Roberts syndrome (RBS) is a rare genetic disorder characterized by limb and facial abnormalities. RBS is caused by mutations in the ESCO2 gene, which encodes a protein belonging to the Eco1/Ctf7 family of acetyltransferases. We are using an Esco2 conditional knock out mouse model as well as patient-derived iPS cells to study the limb reduction defects in this syndrome and the pathogenic mechanism of mutant ESCO2.

Craniosynostosis Network is an organized and synergistic research program to understand the genetic basis and developmental mechanism of craniosynostosis (http://labs.icahn.mssm.edu/peterlab/craniosynostosis-network/). Project III: Systems Biology of Bone in Coronal Nonsyndromic Craniosynostosis We generate and differentiate patient-derived iPS cells and analyze the transcriptomic profiles during osteogenic differentiation to study systems biology of coronal nonsyndromic craniosynostosis (cNSC). An in vitro osteogenic differentiation model has been developed and high-throughput RNA-seq datasets on human normal and cNSC mesenchymal cells, preosteoblasts and osteoblasts are used to capture the genetic regulation of gene expression and guide network construction.

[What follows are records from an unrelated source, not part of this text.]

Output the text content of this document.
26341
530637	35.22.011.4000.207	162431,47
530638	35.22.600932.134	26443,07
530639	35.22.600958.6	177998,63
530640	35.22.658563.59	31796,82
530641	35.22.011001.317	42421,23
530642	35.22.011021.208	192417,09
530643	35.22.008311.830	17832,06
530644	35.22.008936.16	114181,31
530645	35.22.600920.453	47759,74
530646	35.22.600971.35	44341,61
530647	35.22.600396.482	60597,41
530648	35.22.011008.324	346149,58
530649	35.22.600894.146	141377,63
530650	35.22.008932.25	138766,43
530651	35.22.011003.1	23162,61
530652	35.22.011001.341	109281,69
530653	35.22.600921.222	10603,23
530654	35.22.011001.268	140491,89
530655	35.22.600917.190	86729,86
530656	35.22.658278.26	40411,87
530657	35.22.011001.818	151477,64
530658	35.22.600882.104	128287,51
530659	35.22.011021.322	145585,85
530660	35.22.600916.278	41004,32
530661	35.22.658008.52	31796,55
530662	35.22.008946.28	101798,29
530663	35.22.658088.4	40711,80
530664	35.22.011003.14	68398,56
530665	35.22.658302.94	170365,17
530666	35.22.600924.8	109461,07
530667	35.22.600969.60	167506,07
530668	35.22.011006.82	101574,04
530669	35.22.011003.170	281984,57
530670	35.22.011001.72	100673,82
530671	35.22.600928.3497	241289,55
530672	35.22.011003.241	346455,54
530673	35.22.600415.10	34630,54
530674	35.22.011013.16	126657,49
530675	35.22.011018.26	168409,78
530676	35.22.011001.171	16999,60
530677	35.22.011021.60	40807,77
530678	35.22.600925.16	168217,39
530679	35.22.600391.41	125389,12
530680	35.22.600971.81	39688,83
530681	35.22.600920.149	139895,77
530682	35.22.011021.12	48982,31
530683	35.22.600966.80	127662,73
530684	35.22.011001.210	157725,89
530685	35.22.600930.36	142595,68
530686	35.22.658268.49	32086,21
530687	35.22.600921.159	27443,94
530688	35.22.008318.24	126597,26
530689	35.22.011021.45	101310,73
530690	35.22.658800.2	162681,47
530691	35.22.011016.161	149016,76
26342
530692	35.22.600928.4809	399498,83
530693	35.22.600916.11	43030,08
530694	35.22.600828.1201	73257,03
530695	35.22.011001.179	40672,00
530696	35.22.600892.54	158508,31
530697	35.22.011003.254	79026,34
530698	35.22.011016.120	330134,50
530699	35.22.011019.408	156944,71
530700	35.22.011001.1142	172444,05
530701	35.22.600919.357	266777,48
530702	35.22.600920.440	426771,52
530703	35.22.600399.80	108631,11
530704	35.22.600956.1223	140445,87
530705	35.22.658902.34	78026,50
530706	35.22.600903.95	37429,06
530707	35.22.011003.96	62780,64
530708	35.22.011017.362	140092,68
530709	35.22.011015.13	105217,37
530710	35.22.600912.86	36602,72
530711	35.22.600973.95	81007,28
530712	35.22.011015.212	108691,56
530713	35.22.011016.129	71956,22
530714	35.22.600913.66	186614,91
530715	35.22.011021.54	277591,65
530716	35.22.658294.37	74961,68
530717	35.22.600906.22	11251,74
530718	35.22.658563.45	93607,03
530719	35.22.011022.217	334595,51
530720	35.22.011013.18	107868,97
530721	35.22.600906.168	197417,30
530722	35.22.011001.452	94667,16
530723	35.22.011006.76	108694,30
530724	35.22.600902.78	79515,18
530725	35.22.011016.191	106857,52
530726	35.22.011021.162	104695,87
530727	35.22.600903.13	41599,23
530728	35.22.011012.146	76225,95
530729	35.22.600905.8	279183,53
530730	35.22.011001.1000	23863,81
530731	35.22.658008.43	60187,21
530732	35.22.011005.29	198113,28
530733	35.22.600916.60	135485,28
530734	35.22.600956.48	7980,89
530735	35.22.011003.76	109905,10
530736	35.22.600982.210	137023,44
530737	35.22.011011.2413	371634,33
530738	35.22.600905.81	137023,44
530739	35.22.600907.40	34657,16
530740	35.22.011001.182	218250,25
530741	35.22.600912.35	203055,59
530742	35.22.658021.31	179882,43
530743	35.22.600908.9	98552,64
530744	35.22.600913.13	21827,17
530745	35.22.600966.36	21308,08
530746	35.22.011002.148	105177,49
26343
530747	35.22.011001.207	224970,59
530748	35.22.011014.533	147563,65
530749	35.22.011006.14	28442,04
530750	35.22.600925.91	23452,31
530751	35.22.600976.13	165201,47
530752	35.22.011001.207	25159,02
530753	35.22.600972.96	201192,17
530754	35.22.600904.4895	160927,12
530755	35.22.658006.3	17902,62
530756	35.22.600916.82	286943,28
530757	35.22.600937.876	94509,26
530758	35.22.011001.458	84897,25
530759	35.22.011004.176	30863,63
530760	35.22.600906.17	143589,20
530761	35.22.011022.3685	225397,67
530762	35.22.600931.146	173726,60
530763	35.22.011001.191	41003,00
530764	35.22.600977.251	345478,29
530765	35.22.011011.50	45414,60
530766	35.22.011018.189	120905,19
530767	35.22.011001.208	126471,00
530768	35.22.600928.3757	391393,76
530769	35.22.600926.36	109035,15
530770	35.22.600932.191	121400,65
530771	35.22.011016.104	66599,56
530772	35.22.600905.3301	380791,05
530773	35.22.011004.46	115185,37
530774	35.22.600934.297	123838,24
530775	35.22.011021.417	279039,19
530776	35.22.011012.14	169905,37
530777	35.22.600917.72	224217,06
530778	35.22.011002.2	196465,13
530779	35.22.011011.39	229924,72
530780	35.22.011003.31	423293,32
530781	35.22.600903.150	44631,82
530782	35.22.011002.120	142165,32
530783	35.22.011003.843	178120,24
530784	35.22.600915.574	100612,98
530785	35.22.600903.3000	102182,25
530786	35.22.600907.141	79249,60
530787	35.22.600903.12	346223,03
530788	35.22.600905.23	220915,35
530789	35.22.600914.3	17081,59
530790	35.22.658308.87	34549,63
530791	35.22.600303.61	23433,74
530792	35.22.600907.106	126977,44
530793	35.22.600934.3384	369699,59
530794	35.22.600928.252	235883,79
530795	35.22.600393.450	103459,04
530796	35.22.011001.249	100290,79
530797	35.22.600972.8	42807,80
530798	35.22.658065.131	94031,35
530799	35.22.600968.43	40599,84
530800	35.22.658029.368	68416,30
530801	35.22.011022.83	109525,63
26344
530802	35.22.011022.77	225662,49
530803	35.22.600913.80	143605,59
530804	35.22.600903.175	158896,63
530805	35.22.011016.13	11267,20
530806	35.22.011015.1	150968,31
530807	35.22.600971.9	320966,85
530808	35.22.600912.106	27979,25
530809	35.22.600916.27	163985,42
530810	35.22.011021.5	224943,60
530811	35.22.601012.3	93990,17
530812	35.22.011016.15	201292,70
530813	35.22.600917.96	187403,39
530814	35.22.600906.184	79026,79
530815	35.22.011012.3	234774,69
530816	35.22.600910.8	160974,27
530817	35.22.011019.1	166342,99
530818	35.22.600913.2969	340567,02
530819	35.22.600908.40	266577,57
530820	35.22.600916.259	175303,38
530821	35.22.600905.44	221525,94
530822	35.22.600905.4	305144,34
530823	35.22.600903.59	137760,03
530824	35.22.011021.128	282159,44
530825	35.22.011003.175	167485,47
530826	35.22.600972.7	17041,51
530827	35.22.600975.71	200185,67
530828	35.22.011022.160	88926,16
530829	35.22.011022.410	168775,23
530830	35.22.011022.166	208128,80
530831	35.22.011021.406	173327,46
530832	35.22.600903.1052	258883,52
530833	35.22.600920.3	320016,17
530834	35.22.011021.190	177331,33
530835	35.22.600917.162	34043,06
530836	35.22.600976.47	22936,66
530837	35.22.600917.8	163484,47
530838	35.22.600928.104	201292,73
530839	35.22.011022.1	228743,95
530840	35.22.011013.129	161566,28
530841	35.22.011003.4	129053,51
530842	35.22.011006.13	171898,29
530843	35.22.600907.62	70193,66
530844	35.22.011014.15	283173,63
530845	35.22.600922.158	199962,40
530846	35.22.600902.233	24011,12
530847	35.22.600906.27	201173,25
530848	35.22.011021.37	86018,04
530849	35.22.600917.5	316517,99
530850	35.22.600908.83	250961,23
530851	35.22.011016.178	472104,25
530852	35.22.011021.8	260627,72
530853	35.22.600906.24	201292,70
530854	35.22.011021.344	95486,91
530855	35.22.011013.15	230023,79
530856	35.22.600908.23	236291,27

Neural tube defects (NTDs) are birth defects of the brain and spinal cord. They are a major cause of death and lifelong disability worldwide. Folic acid is known to reduce the risk of a pregnancy being affected by a neural tube defect but it is unclear how folate metabolism is involved in neural tube development. Folate responsive and non-folate responsive NTD mouse models are used for transcriptome and epigenome profiling in neural tubes to explore the molecular pathogenesis of folate pathway-related NTDs.